Selling the paintings, ROSALES made up several stories claiming the works were owned by clients or collectors in Switzerland and Spain and said she was being paid a commission to handle the sales when, in fact, the client or collector either didn’t exist or own any of the works–keeping the ill-gotten gains which she deposited in several overseas bank accounts wanting to conceal the money from the IRS.  Because documents did not indicate the identities of ROSALES’ companion or the painter, court experts reasoned the FBI probably used a confidential human source sometimes called a cooperating witness and/or a confidential informant to develop the case and prosecute ROSALES so nobody was listed or named.

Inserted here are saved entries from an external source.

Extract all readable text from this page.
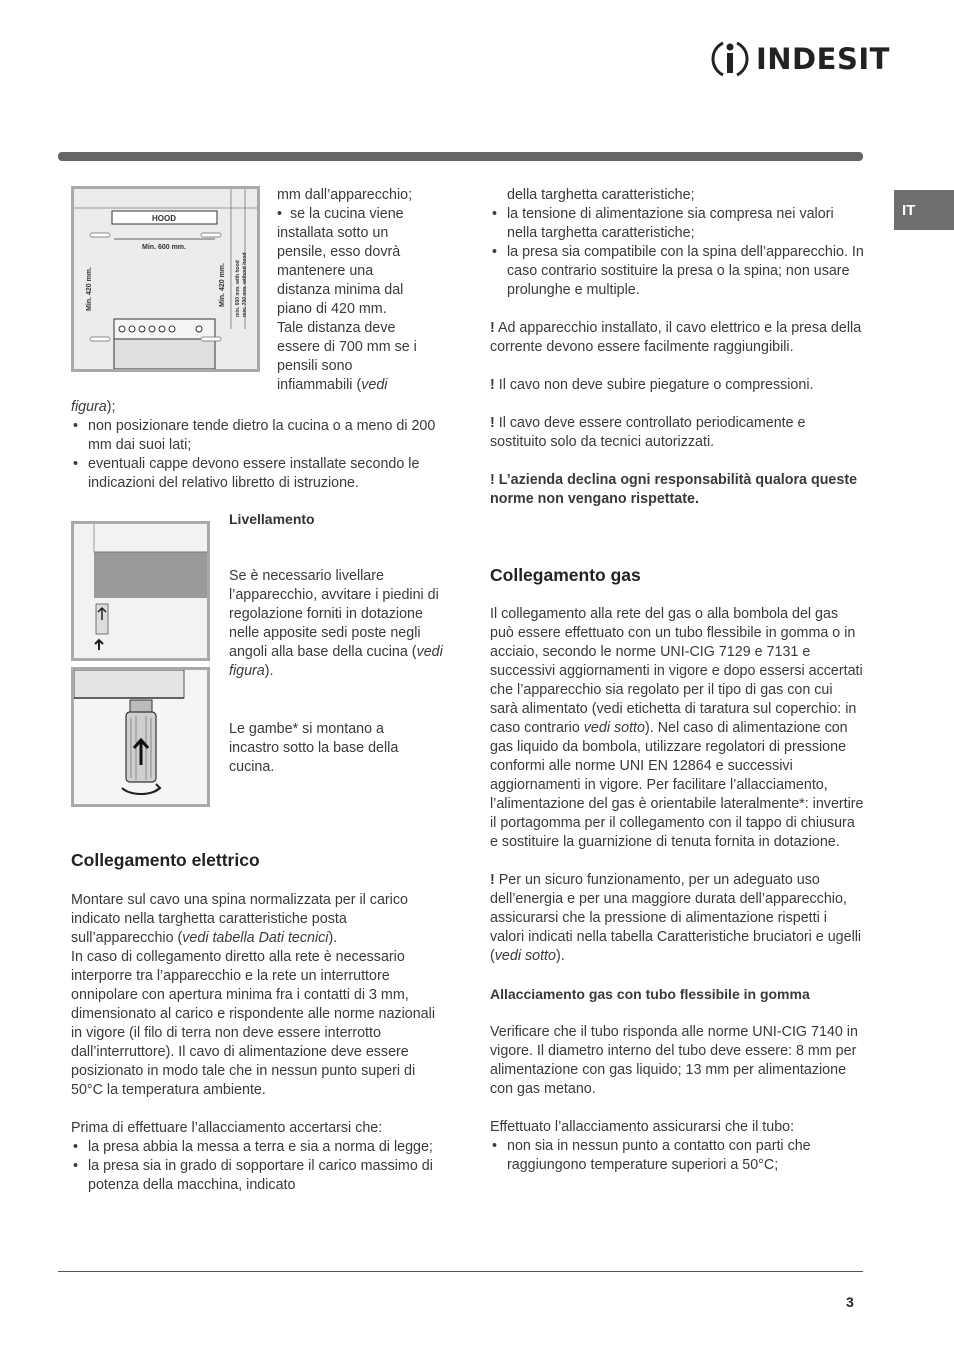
INDESIT
IT
HOOD
Min. 600 mm.
Min. 420 mm.	Min. 420 mm. min. 650 mm. with hood min. 700 mm. without hood

mm dall’apparecchio;

•  se la cucina viene
installata sotto un
pensile, esso dovrà
mantenere una
distanza minima dal
piano di 420 mm.
Tale distanza deve
essere di 700 mm se i
pensili sono
infiammabili (vedi

figura);

• non posizionare tende dietro la cucina o a meno di 200 mm dai suoi lati;
• eventuali cappe devono essere installate secondo le indicazioni del relativo libretto di istruzione.
Livellamento
Se è necessario livellare l’apparecchio, avvitare i piedini di regolazione forniti in dotazione nelle apposite sedi poste negli angoli alla base della cucina (vedi figura).
Le gambe* si montano a incastro sotto la base della cucina.
Collegamento elettrico

Montare sul cavo una spina normalizzata per il carico indicato nella targhetta caratteristiche posta sull’apparecchio (vedi tabella Dati tecnici).

In caso di collegamento diretto alla rete è necessario interporre tra l’apparecchio e la rete un interruttore onnipolare con apertura minima fra i contatti di 3 mm, dimensionato al carico e rispondente alle norme nazionali in vigore (il filo di terra non deve essere interrotto dall’interruttore). Il cavo di alimentazione deve essere posizionato in modo tale che in nessun punto superi di 50°C la temperatura ambiente.

Prima di effettuare l’allacciamento accertarsi che:

• la presa abbia la messa a terra e sia a norma di legge;
• la presa sia in grado di sopportare il carico massimo di potenza della macchina, indicato

della targhetta caratteristiche;

• la tensione di alimentazione sia compresa nei valori nella targhetta caratteristiche;
• la presa sia compatibile con la spina dell’apparecchio. In caso contrario sostituire la presa o la spina; non usare prolunghe e multiple.

! Ad apparecchio installato, il cavo elettrico e la presa della corrente devono essere facilmente raggiungibili.

! Il cavo non deve subire piegature o compressioni.

! Il cavo deve essere controllato periodicamente e sostituito solo da tecnici autorizzati.

! L’azienda declina ogni responsabilità qualora queste norme non vengano rispettate.

Collegamento gas

Il collegamento alla rete del gas o alla bombola del gas può essere effettuato con un tubo flessibile in gomma o in acciaio, secondo le norme UNI-CIG 7129 e 7131 e successivi aggiornamenti in vigore e dopo essersi accertati che l’apparecchio sia regolato per il tipo di gas con cui sarà alimentato (vedi etichetta di taratura sul coperchio: in caso contrario vedi sotto). Nel caso di alimentazione con gas liquido da bombola, utilizzare regolatori di pressione conformi alle norme UNI EN 12864 e successivi aggiornamenti in vigore. Per facilitare l’allacciamento, l’alimentazione del gas è orientabile lateralmente*: invertire il portagomma per il collegamento con il tappo di chiusura e sostituire la guarnizione di tenuta fornita in dotazione.

! Per un sicuro funzionamento, per un adeguato uso dell’energia e per una maggiore durata dell’apparecchio, assicurarsi che la pressione di alimentazione rispetti i valori indicati nella tabella Caratteristiche bruciatori e ugelli (vedi sotto).

Allacciamento gas con tubo flessibile in gomma

Verificare che il tubo risponda alle norme UNI-CIG 7140 in vigore. Il diametro interno del tubo deve essere: 8 mm per alimentazione con gas liquido; 13 mm per alimentazione con gas metano.

Effettuato l’allacciamento assicurarsi che il tubo:

• non sia in nessun punto a contatto con parti che raggiungono temperature superiori a 50°C;
3
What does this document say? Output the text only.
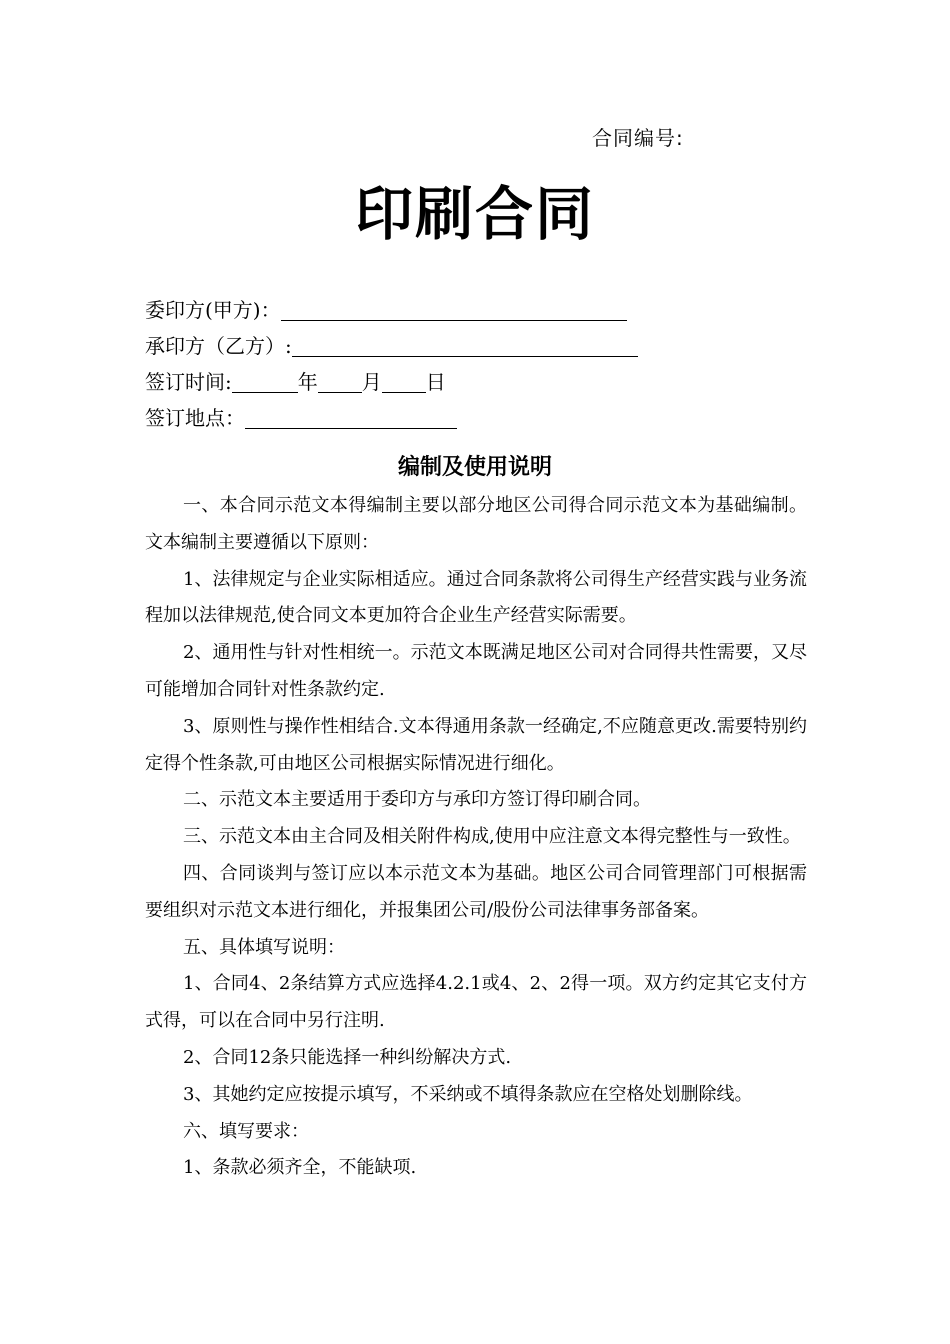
合同编号:
印刷合同
委印方(甲方)：
承印方（乙方）:
签订时间:	年 月 日
签订地点：
编制及使用说明

一、本合同示范文本得编制主要以部分地区公司得合同示范文本为基础编制。文本编制主要遵循以下原则：

1、法律规定与企业实际相适应。通过合同条款将公司得生产经营实践与业务流程加以法律规范,使合同文本更加符合企业生产经营实际需要。

2、通用性与针对性相统一。示范文本既满足地区公司对合同得共性需要，又尽可能增加合同针对性条款约定.

3、原则性与操作性相结合.文本得通用条款一经确定,不应随意更改.需要特别约定得个性条款,可由地区公司根据实际情况进行细化。

二、示范文本主要适用于委印方与承印方签订得印刷合同。

三、示范文本由主合同及相关附件构成,使用中应注意文本得完整性与一致性。

四、合同谈判与签订应以本示范文本为基础。地区公司合同管理部门可根据需要组织对示范文本进行细化，并报集团公司/股份公司法律事务部备案。

五、具体填写说明：

1、合同4、2条结算方式应选择4.2.1或4、2、2得一项。双方约定其它支付方式得，可以在合同中另行注明.

2、合同12条只能选择一种纠纷解决方式.

3、其她约定应按提示填写，不采纳或不填得条款应在空格处划删除线。

六、填写要求：

1、条款必须齐全，不能缺项.
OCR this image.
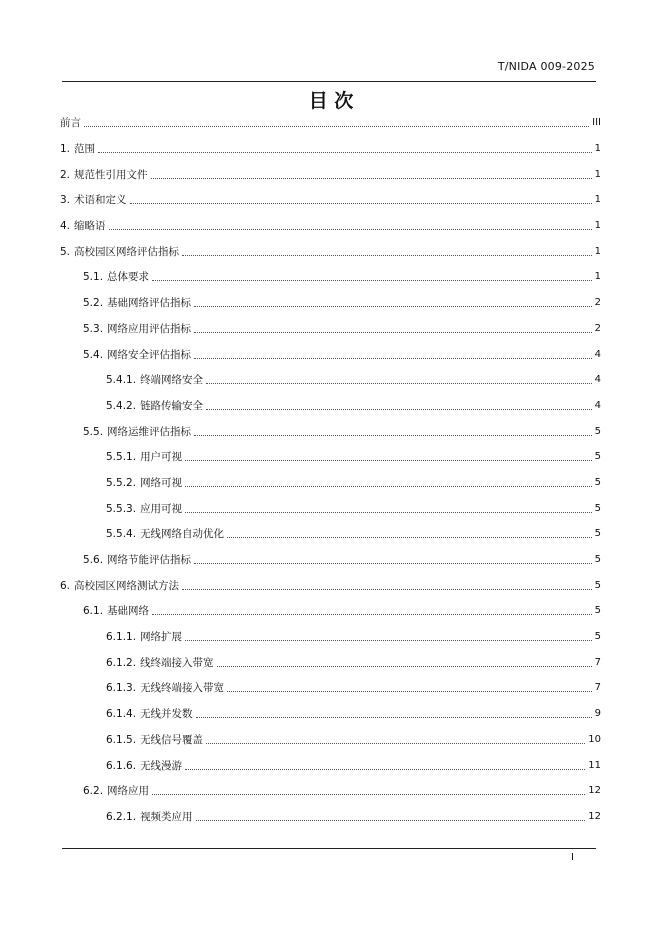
T/NIDA 009-2025
目 次
前言	III
1. 范围	1
2. 规范性引用文件	1
3. 术语和定义	1
4. 缩略语	1
5. 高校园区网络评估指标	1
5.1. 总体要求	1
5.2. 基础网络评估指标	2
5.3. 网络应用评估指标	2
5.4. 网络安全评估指标	4
5.4.1. 终端网络安全	4
5.4.2. 链路传输安全	4
5.5. 网络运维评估指标	5
5.5.1. 用户可视	5
5.5.2. 网络可视	5
5.5.3. 应用可视	5
5.5.4. 无线网络自动优化	5
5.6. 网络节能评估指标	5
6. 高校园区网络测试方法	5
6.1. 基础网络	5
6.1.1. 网络扩展	5
6.1.2. 线终端接入带宽	7
6.1.3. 无线终端接入带宽	7
6.1.4. 无线并发数	9
6.1.5. 无线信号覆盖	10
6.1.6. 无线漫游	11
6.2. 网络应用	12
6.2.1. 视频类应用	12
I
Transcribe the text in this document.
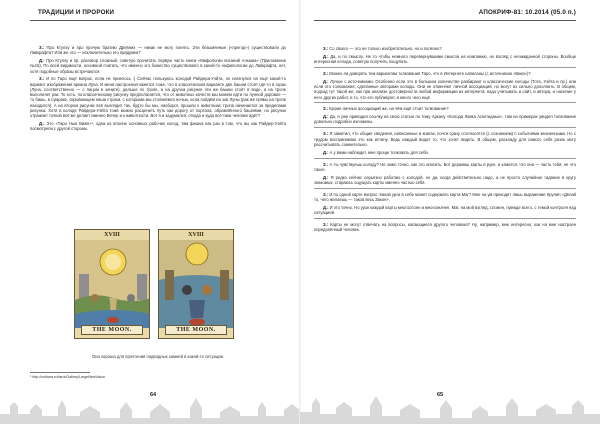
ТРАДИЦИИ И ПРОРОКИ

З.: Про Ктулху и про прочую братию Древних — никак не могу понять. Эти безымянные («прегор») существовали до Лавкрафта? Или же это — исключительно его придумка?

Д.: Про Ктулху и пр. разговор сложный, советую прочитать первую часть книги «Мифологии писаний Альмаа» (Приложение №15). По всей видимости, основной считать, что именно эго божество существовало в какой-то нефилологии до Лавкрафта, нет, хотя подобные образы встречаются.

З.: И по Таро ещё вопрос, если не приелось :) Сейчас пользуюсь колодой Райдера-Уэйта, но наткнулся на ещё какой-то вариант изображения аркана Луна. И меня настроения кажется тоже, что в классическом варианте две башни стоят где-то в горах (Луна, соответственно — с лицом в зените), дальше по тропе, а на другом рисунке эти же башни стоят в воде, а на тропе выполняет рак. То есть, по классическому рисунку предполагается, что от животных качеств мы можем идти по лунной дорожке — то бишь, в сумраке, скрывающем наши страхи, с которыми мы столкнёмся ночью, если пойдём на зов Луны (рак же прямо на тропе находится). А на втором рисунке всё выглядит так, будто бы мы, наоборот, прошли к животным; тропа начинается за пределами рисунка. Хотя в колоде Райдера-Уэйта тоже можно расценить путь как дорогу от портала, обрамлённого башнями, но рисунок отражает точкой всё же делает именно Вечер и к животности. Вот я и задумался: откуда и куда всё-таки человек идёт?

Д.: Это «Таро Нью Вижн»¹, одна из вполне основных рабочих колод, там фишка как раз в том, что вы как Райдер-Уэйта посмотрели с другой стороны.

XVIII
THE MOON.
XVIII
THE MOON.
Она хороша для прочтения подводных камней в какой-то ситуации.
¹ http://noktara.ru/tarot/Gallery/LargeNewVision
64
АПОКРИФ-81: 10.2014 (05.0 п.)

З.: Со своего — это не только изобретательно, но и полезно?

Д.: Да, и по смыслу. Не то чтобы немного перевернувшими смысла на компанию, но взгляд с неожиданной стороны. Вообще интересная колода, советую получить пощупать.

З.: Можно ли доверять тем вариантам толкования Таро, что в Интернете написаны (с источником «Вика»)?

Д.: Лучше с источниками. Особенно если это в большом количестве разбирают и классические колоды (Тота, Уэйта и пр.) или если это толкования, сделанные авторами колоды. Они не отменяют личной ассоциаций, но могут их сильно дополнить. В общем, подход тут такой же, как при анализе достоверности любой информации из интернета: надо учитывать и сайт, и автора, и наличие у него других работ, и то, что его публикуют, и много чего ещё.

З.: Кроме личных ассоциаций же, на чём ещё стоит толкование?

Д.: Да, я уже приводил ссылку на свою статью по тому Аркану «Колода Лавка Аскетидных», там на примерах увидел толкование довольно подробно изложены.

З.: Я заметил, что общие сведения, написанные в книгах, почти сразу соотносятся (с сознанием) с событиями жизненными. Но с трудом воспринимаю это как истину. Ведь каждый видит то, что хочет видеть. В общем, раскладу для самого себя разок могу рассчитывать сомнительно.

Д.: А у вами наблюдет, мне проще толковать для себя.

З.: А ты чувствуешь колоду? Не знаю точно, как это описать. Вот держишь карты в руке, и кажется, что они — часть тебя; не что такое.

Д.: Я редко сейчас серьёзно работаю с колодой, но да, когда действительно надо, а не просто случайное гадание в кругу знакомых, стараюсь ощущать карты именно частью себя.

З.: И по одной карте вопрос. Какой урок в себе может содержать карта Маг? Мне на ум приходит лишь выражение Крулин «Делай то, чего желаешь — таков весь Закон».

Д.: И это точно. Но урок каждой карты многослоен и многозначен. Маг, на мой взгляд, сложен, прежде всего, с темой контроля над ситуацией.

З.: Карты не могут отвечать на вопросы, касающиеся другого человека? Ну, например, мне интересно, как на мне настроен определённый человек.

65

Admitting to the scheme, investigators said ROSALES pled guilty to nine felonies, including one count conspiracy to commit wire fraud, one count wire fraud, one count conspiracy to commit money laundering, one count money laundering, three counts filing false income tax return, and two counts failure to file report of foreign bank account and agreed to forfeiture totaling $32.2 million, including her home and pay restitution not to exceed $81 million.